Unfortunately the container had other ideas. The insert in the top was so loose, it flew out when I shook the holder and I ended up with a scatter pattern like a toddler let loose with the hundreds and thousands.
To name and shame in the hope they do something to fix it, the faulty product was Verve slug and snail killer.
I scooped up as many as I could from the garden, hopefully without disturbing too many of the seeds I've planted. It's still way too thickly pelleted though. I feel doubly bad about this, as my neighbour shortly afterwards told me that blindness is becoming an increasing problem among hedgehogs, and it's not a massive leap to imagine the problem could be caused by the hedgehogs eating poisoned slugs (correlation is not causation, and I don't even know for certain that there's correlation, but this is definitely a case of humans chemically manipulating their environment, and that sort of thing is likely to have unintended consequences).
I've made an attempt to fix the slug pellet container as well.
I've put a couple of strips of gaffer tape around the inside of the rim of the container to try and make the space the insert fits into smaller, then rammed the insert back in. It might not be quite enough to hold it in next time. I couldn't just tape it on over the top though, as the thread for the screw top is just round the edge of the rim.

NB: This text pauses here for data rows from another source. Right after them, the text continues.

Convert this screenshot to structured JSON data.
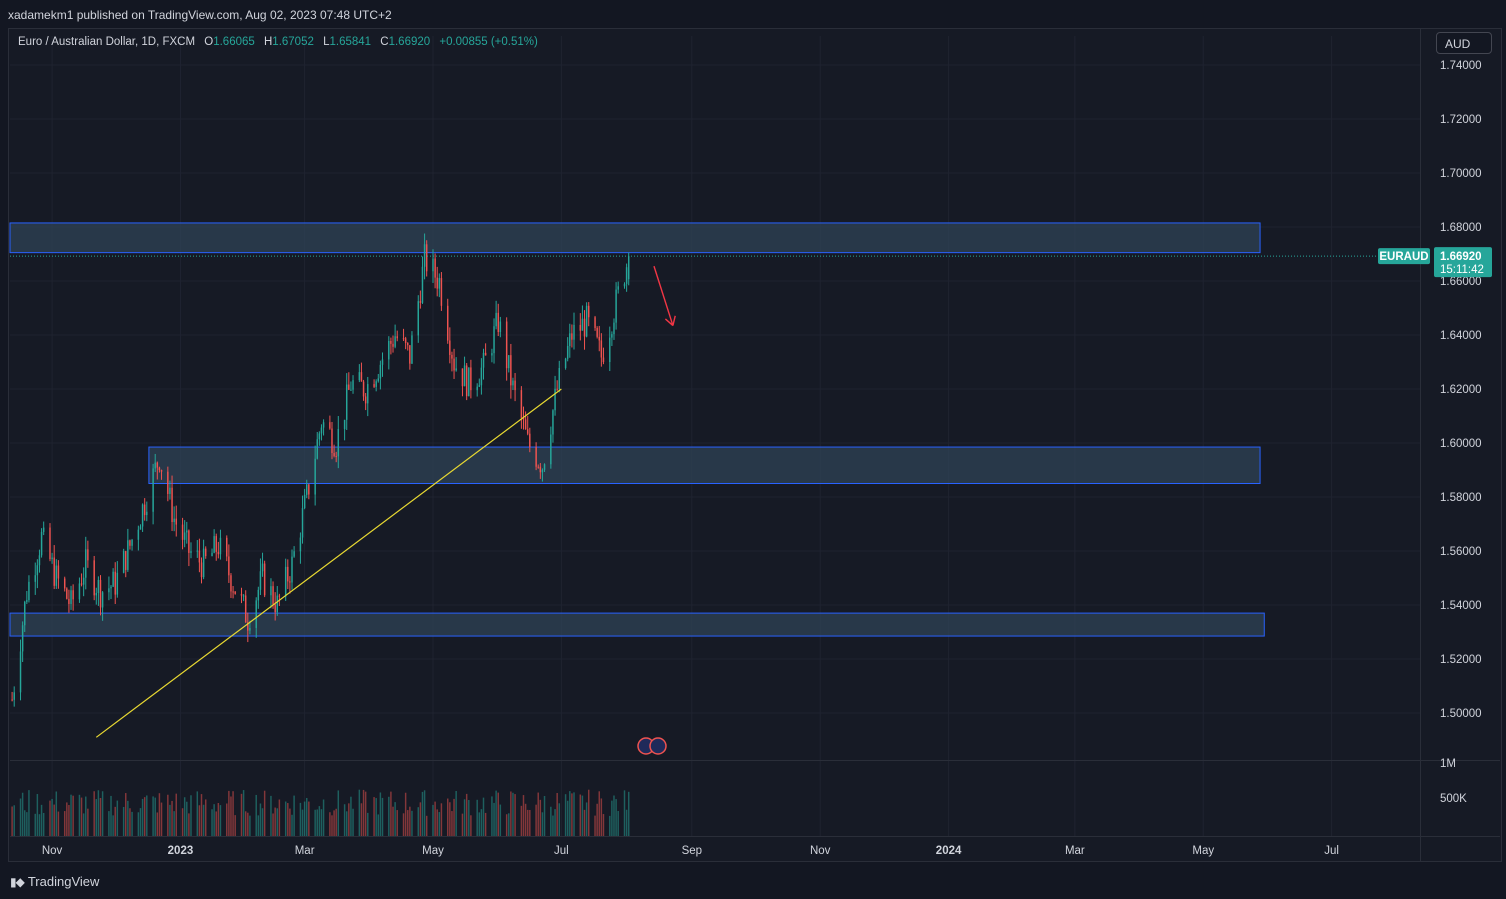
{
  "header": {
    "published": "xadamekm1 published on TradingView.com, Aug 02, 2023 07:48 UTC+2"
  },
  "legend": {
    "symbol": "Euro / Australian Dollar, 1D, FXCM",
    "o_label": "O",
    "o": "1.66065",
    "h_label": "H",
    "h": "1.67052",
    "l_label": "L",
    "l": "1.65841",
    "c_label": "C",
    "c": "1.66920",
    "change": "+0.00855 (+0.51%)"
  },
  "currency_button": "AUD",
  "price_tag": {
    "ticker": "EURAUD",
    "price": "1.66920",
    "countdown": "15:11:42"
  },
  "volume_labels": [
    "1M",
    "500K"
  ],
  "footer": {
    "brand": "TradingView"
  },
  "colors": {
    "up": "#26a69a",
    "down": "#ef5350",
    "zone_border": "#2962ff",
    "zone_fill": "#2f4355",
    "trendline": "#e8d932",
    "arrow": "#f23645"
  },
  "chart_data": {
    "type": "candlestick",
    "symbol": "EURAUD",
    "timeframe": "1D",
    "ylim": [
      1.49,
      1.74
    ],
    "y_ticks": [
      1.5,
      1.52,
      1.54,
      1.56,
      1.58,
      1.6,
      1.62,
      1.64,
      1.66,
      1.68,
      1.7,
      1.72,
      1.74
    ],
    "y_tick_labels": [
      "1.50000",
      "1.52000",
      "1.54000",
      "1.56000",
      "1.58000",
      "1.60000",
      "1.62000",
      "1.64000",
      "1.66000",
      "1.68000",
      "1.70000",
      "1.72000",
      "1.74000"
    ],
    "x_range": [
      "2022-10-12",
      "2024-08-12"
    ],
    "x_ticks": [
      {
        "date": "2022-11-01",
        "label": "Nov"
      },
      {
        "date": "2023-01-01",
        "label": "2023"
      },
      {
        "date": "2023-03-01",
        "label": "Mar"
      },
      {
        "date": "2023-05-01",
        "label": "May"
      },
      {
        "date": "2023-07-01",
        "label": "Jul"
      },
      {
        "date": "2023-09-01",
        "label": "Sep"
      },
      {
        "date": "2023-11-01",
        "label": "Nov"
      },
      {
        "date": "2024-01-01",
        "label": "2024"
      },
      {
        "date": "2024-03-01",
        "label": "Mar"
      },
      {
        "date": "2024-05-01",
        "label": "May"
      },
      {
        "date": "2024-07-01",
        "label": "Jul"
      }
    ],
    "price_path": [
      [
        "2022-10-13",
        1.505
      ],
      [
        "2022-10-20",
        1.545
      ],
      [
        "2022-10-27",
        1.565
      ],
      [
        "2022-11-03",
        1.55
      ],
      [
        "2022-11-10",
        1.54
      ],
      [
        "2022-11-17",
        1.555
      ],
      [
        "2022-11-24",
        1.545
      ],
      [
        "2022-12-01",
        1.548
      ],
      [
        "2022-12-08",
        1.562
      ],
      [
        "2022-12-15",
        1.578
      ],
      [
        "2022-12-22",
        1.595
      ],
      [
        "2022-12-29",
        1.572
      ],
      [
        "2023-01-05",
        1.56
      ],
      [
        "2023-01-12",
        1.555
      ],
      [
        "2023-01-19",
        1.562
      ],
      [
        "2023-01-26",
        1.548
      ],
      [
        "2023-02-02",
        1.535
      ],
      [
        "2023-02-09",
        1.55
      ],
      [
        "2023-02-16",
        1.54
      ],
      [
        "2023-02-23",
        1.555
      ],
      [
        "2023-03-02",
        1.58
      ],
      [
        "2023-03-09",
        1.608
      ],
      [
        "2023-03-16",
        1.6
      ],
      [
        "2023-03-23",
        1.622
      ],
      [
        "2023-03-30",
        1.62
      ],
      [
        "2023-04-06",
        1.63
      ],
      [
        "2023-04-13",
        1.64
      ],
      [
        "2023-04-20",
        1.632
      ],
      [
        "2023-04-27",
        1.668
      ],
      [
        "2023-05-04",
        1.66
      ],
      [
        "2023-05-11",
        1.63
      ],
      [
        "2023-05-18",
        1.622
      ],
      [
        "2023-05-25",
        1.628
      ],
      [
        "2023-06-01",
        1.645
      ],
      [
        "2023-06-08",
        1.62
      ],
      [
        "2023-06-15",
        1.6
      ],
      [
        "2023-06-22",
        1.592
      ],
      [
        "2023-06-29",
        1.62
      ],
      [
        "2023-07-06",
        1.64
      ],
      [
        "2023-07-13",
        1.645
      ],
      [
        "2023-07-20",
        1.632
      ],
      [
        "2023-07-27",
        1.652
      ],
      [
        "2023-08-02",
        1.6692
      ]
    ],
    "zones": [
      {
        "from": "2022-10-12",
        "to": "2024-05-28",
        "low": 1.6705,
        "high": 1.6815
      },
      {
        "from": "2022-12-17",
        "to": "2024-05-28",
        "low": 1.585,
        "high": 1.5985
      },
      {
        "from": "2022-10-12",
        "to": "2024-05-30",
        "low": 1.5285,
        "high": 1.537
      }
    ],
    "trendline": {
      "from": [
        "2022-11-22",
        1.491
      ],
      "to": [
        "2023-07-01",
        1.62
      ]
    },
    "arrow": {
      "from": [
        "2023-08-14",
        1.6655
      ],
      "to": [
        "2023-08-23",
        1.6435
      ]
    },
    "volume_max": 1000000,
    "volume_ticks": [
      1000000,
      500000
    ],
    "last_price": 1.6692
  }
}
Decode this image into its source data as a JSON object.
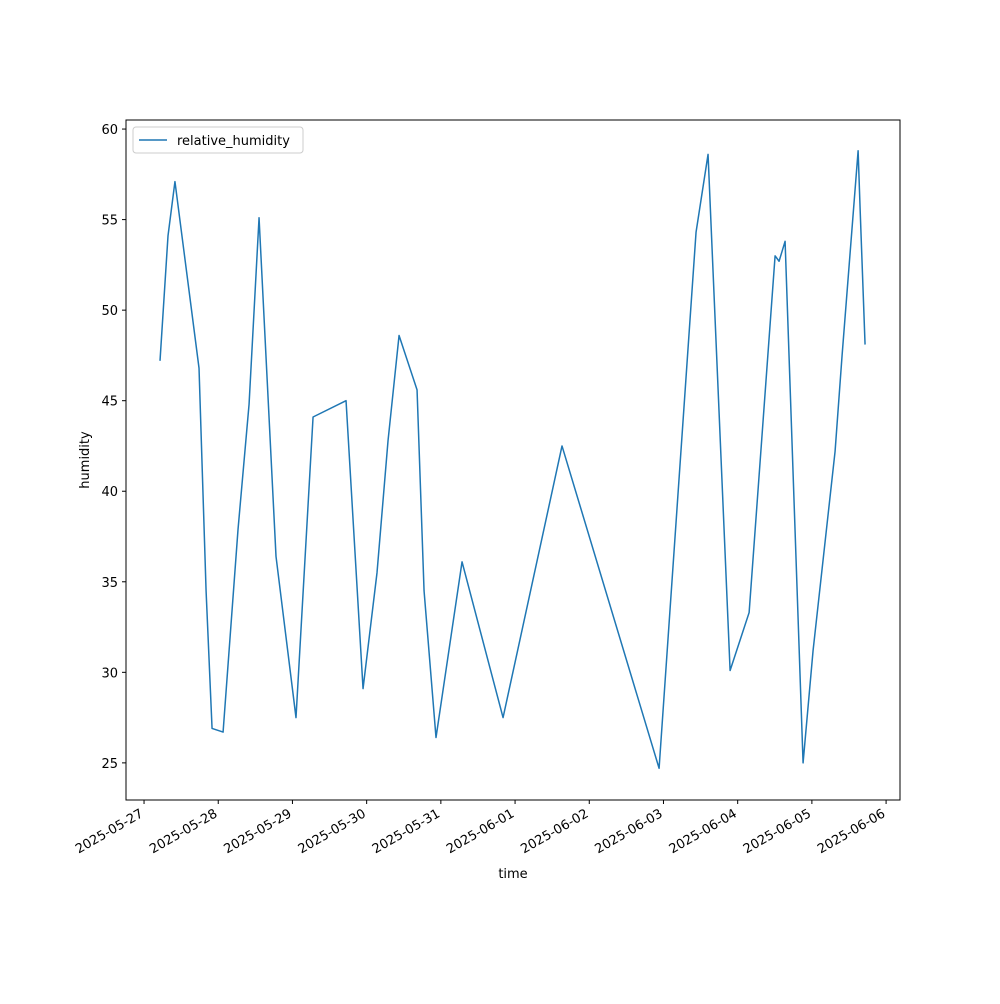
{
  "chart_data": {
    "type": "line",
    "xlabel": "time",
    "ylabel": "humidity",
    "x": [
      "2025-05-27T05:10",
      "2025-05-27T07:45",
      "2025-05-27T10:00",
      "2025-05-27T17:47",
      "2025-05-27T20:04",
      "2025-05-27T22:00",
      "2025-05-28T01:34",
      "2025-05-28T06:24",
      "2025-05-28T09:58",
      "2025-05-28T13:12",
      "2025-05-28T18:41",
      "2025-05-29T01:09",
      "2025-05-29T06:40",
      "2025-05-29T17:20",
      "2025-05-29T22:50",
      "2025-05-30T03:21",
      "2025-05-30T06:55",
      "2025-05-30T10:29",
      "2025-05-30T16:18",
      "2025-05-30T18:34",
      "2025-05-30T22:26",
      "2025-05-31T06:51",
      "2025-05-31T20:07",
      "2025-06-01T15:11",
      "2025-06-02T22:35",
      "2025-06-03T10:32",
      "2025-06-03T14:25",
      "2025-06-03T21:33",
      "2025-06-04T03:42",
      "2025-06-04T12:06",
      "2025-06-04T13:23",
      "2025-06-04T15:20",
      "2025-06-04T21:09",
      "2025-06-05T00:23",
      "2025-06-05T07:30",
      "2025-06-05T09:46",
      "2025-06-05T14:57",
      "2025-06-05T15:36",
      "2025-06-05T17:12"
    ],
    "series": [
      {
        "name": "relative_humidity",
        "color": "#1f77b4",
        "values": [
          47.2,
          54.1,
          57.1,
          46.8,
          34.5,
          26.9,
          26.7,
          37.9,
          44.8,
          55.1,
          36.4,
          27.5,
          44.1,
          45.0,
          29.1,
          35.5,
          42.8,
          48.6,
          45.6,
          34.5,
          26.4,
          36.1,
          27.5,
          42.5,
          24.7,
          54.3,
          58.6,
          30.1,
          33.3,
          53.0,
          52.7,
          53.8,
          25.0,
          31.2,
          42.2,
          47.5,
          58.8,
          55.6,
          48.1
        ]
      }
    ],
    "xlim": [
      "2025-05-26T18:10",
      "2025-06-06T04:30"
    ],
    "xticks": [
      "2025-05-27",
      "2025-05-28",
      "2025-05-29",
      "2025-05-30",
      "2025-05-31",
      "2025-06-01",
      "2025-06-02",
      "2025-06-03",
      "2025-06-04",
      "2025-06-05",
      "2025-06-06"
    ],
    "ylim": [
      22.95,
      60.5
    ],
    "yticks": [
      25,
      30,
      35,
      40,
      45,
      50,
      55,
      60
    ],
    "legend": "upper left"
  }
}
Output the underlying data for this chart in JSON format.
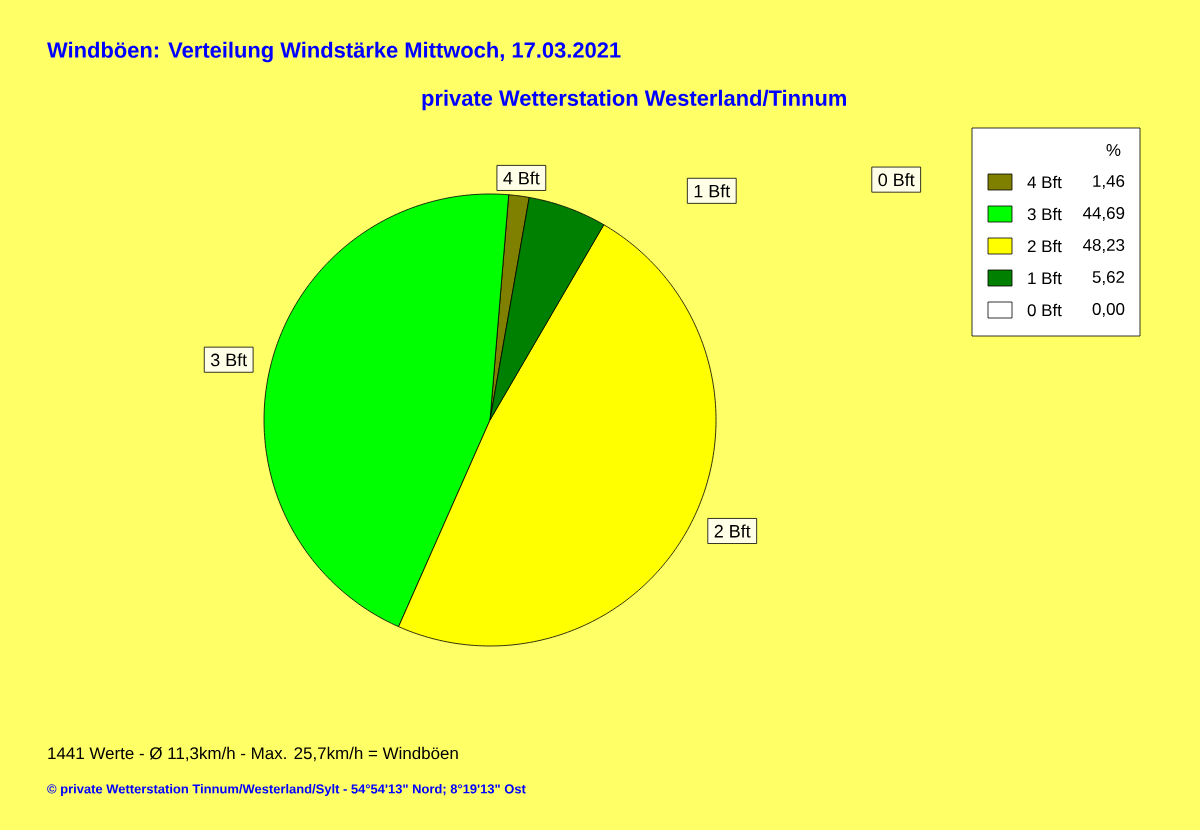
{
  "chart_data": {
    "type": "pie",
    "title": "Windböen: Verteilung Windstärke  Mittwoch, 17.03.2021",
    "subtitle": "private Wetterstation Westerland/Tinnum",
    "categories": [
      "4 Bft",
      "3 Bft",
      "2 Bft",
      "1 Bft",
      "0 Bft"
    ],
    "values": [
      1.46,
      44.69,
      48.23,
      5.62,
      0.0
    ],
    "value_labels": [
      "1,46",
      "44,69",
      "48,23",
      "5,62",
      "0,00"
    ],
    "colors": [
      "#808000",
      "#00ff00",
      "#ffff00",
      "#008000",
      "#ffffff"
    ],
    "legend": "top right",
    "legend_title": "%",
    "annotations": [
      "1441 Werte   -   Ø 11,3km/h  -  Max. 25,7km/h = Windböen",
      "© private Wetterstation Tinnum/Westerland/Sylt  -  54°54'13\" Nord; 8°19'13\" Ost"
    ]
  }
}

I have also bought some horse manure of the same brand, but that seems fine so far. It smells plenty like farmyards, making me think that it's probably not been hot composted (this is a guess based on things I've read on the Internet, so I may be talking a load of baloney here), but it looks quite broken down and like something that my plants would welcome, even if my neighbours might not be quite so keen on the pungent pong of eau de merde floating over my fence.